2. The method according to claim 1, wherein the information about the leakage includes information about a level of the leakage.

3. The method according to claim 2, wherein a reference value for a leakage of a reference fuel supply system is provided, and the level of the leakage is determined based on the one or more values and the reference value.

4. The method according to claim 1, wherein the curve of the pressure is sensed at a frequency of at least 1 kHz.

5. The method according to claim 1, wherein the curve of the pressure is sensed at an at least average pressure of at least 1500 bar in the high-pressure accumulator.

6. The method according to claim 1, wherein the value for a pressure drop is determined in each of the plurality of segments of the curve, and based on the plurality of values, the information about the leakage is determined using a filter and/or averaging.

7. The method according to claim 1, wherein a diagnosis is initiated or carried out based on the information about the leakage.
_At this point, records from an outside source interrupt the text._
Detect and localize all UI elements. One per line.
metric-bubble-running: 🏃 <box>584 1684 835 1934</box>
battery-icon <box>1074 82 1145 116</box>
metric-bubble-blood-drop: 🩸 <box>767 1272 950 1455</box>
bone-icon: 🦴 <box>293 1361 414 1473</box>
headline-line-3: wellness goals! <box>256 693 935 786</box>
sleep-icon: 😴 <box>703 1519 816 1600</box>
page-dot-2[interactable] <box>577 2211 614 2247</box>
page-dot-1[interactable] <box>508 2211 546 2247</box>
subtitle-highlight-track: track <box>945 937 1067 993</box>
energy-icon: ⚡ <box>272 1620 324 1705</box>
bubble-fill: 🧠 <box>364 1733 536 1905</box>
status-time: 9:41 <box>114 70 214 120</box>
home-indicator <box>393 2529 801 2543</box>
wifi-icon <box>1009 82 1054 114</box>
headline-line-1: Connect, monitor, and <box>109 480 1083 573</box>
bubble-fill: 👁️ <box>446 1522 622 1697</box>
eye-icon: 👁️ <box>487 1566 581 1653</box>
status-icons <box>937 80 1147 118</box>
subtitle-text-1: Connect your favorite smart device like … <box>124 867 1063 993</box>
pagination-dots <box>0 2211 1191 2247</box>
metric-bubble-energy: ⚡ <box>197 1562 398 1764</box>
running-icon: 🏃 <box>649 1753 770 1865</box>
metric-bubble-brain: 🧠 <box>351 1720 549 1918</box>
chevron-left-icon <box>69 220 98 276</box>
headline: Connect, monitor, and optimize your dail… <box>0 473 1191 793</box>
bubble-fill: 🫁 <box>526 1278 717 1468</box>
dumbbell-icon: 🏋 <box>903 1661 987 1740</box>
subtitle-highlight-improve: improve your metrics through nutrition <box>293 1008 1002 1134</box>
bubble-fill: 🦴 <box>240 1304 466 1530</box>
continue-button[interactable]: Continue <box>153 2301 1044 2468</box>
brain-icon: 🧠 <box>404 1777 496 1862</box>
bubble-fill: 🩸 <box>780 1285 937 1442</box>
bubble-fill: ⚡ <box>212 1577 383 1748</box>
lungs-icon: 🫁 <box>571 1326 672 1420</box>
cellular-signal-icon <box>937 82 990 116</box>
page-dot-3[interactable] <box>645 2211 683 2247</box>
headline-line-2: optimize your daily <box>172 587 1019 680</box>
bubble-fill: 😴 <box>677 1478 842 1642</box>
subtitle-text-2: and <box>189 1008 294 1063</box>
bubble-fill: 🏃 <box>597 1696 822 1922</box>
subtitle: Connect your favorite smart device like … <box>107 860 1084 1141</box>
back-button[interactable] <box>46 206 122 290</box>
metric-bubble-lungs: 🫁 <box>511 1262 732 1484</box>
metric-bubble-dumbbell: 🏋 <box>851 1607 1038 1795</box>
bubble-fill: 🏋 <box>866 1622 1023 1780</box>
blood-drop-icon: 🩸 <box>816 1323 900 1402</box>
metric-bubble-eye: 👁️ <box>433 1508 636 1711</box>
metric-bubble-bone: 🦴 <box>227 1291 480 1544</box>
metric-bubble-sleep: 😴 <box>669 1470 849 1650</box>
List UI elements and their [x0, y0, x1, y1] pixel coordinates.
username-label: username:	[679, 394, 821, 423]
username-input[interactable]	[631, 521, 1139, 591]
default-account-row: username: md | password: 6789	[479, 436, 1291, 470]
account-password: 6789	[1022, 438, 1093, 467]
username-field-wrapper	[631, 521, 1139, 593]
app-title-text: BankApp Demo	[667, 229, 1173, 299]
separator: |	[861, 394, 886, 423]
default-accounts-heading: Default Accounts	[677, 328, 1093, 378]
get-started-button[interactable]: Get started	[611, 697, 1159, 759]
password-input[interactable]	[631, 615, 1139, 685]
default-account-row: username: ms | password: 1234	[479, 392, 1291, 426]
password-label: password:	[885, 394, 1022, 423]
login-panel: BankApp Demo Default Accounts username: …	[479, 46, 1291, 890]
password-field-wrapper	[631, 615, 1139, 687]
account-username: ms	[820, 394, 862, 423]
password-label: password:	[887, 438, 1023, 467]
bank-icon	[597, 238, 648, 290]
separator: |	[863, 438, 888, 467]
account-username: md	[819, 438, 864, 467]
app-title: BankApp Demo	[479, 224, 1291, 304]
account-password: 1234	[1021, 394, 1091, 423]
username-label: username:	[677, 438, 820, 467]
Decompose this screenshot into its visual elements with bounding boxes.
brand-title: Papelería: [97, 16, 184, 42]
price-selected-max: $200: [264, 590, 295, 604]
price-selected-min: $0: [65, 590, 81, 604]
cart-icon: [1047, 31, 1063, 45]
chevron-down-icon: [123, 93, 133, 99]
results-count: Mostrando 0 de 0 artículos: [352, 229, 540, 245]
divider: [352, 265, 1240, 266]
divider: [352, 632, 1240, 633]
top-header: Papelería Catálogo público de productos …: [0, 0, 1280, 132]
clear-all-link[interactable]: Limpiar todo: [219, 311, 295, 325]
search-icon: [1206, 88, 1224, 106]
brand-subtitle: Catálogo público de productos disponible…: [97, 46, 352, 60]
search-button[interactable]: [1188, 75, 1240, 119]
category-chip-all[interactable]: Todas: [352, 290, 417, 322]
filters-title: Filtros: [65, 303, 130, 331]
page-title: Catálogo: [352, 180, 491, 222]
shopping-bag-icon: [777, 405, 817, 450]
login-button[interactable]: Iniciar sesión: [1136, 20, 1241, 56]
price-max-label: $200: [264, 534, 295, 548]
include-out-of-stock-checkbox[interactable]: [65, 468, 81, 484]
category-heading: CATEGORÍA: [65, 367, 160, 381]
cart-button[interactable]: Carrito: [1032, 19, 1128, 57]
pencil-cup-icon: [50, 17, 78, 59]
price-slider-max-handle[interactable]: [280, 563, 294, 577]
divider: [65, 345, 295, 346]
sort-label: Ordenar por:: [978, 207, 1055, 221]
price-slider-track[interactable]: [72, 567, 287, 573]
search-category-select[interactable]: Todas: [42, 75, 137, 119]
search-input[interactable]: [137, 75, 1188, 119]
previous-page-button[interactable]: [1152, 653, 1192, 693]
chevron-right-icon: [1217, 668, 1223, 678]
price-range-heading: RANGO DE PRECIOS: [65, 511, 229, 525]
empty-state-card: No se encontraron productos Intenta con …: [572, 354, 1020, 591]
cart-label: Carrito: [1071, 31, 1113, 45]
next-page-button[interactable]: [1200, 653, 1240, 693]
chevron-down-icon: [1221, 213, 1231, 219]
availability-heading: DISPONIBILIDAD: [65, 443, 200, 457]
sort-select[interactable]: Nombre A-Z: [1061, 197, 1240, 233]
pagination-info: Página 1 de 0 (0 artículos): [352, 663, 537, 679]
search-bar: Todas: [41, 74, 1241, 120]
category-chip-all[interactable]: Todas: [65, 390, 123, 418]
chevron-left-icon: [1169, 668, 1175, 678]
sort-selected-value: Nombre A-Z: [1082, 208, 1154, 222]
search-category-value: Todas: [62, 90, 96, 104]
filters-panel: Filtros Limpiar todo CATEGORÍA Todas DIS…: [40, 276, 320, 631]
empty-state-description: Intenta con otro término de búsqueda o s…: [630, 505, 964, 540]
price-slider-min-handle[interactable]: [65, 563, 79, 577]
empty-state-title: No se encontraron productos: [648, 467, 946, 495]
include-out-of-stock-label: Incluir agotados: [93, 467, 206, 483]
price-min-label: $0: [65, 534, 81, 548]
8. A computing unit configured to determine a leakage of fuel in a high-pressure region of a fuel supply system for an internal combustion engine of a vehicle, the computing unit configured to: provide a curve of a pressure in a high-pressure accumulator of the fuel supply system;determine a value for a pressure drop in each of one or more segments of the curve, wherein in one or in each of the plurality of segments, the vehicle is in overrun, no fuel is injected into the internal combustion engine, and no fuel is pumped into the high-pressure accumulator; anddetermine information about the leakage is based on the one or more values.

9. A non-transitory machine-readable storage medium on which is stored a computer program for determining a leakage of fuel in a high-pressure region of a fuel supply system for an internal combustion engine of a vehicle, the computer program, when executed by a computing unit, causing the computing unit to perform the following steps: providing a curve of a pressure in a high-pressure accumulator of the fuel supply system;determining a value for a pressure drop in each of one or more segments of the curve, wherein in one or in each of the plurality of segments, the vehicle is in overrun, no fuel is injected into the internal combustion engine, and no fuel is pumped into the high-pressure accumulator; anddetermining information about the leakage is based on the one or more values.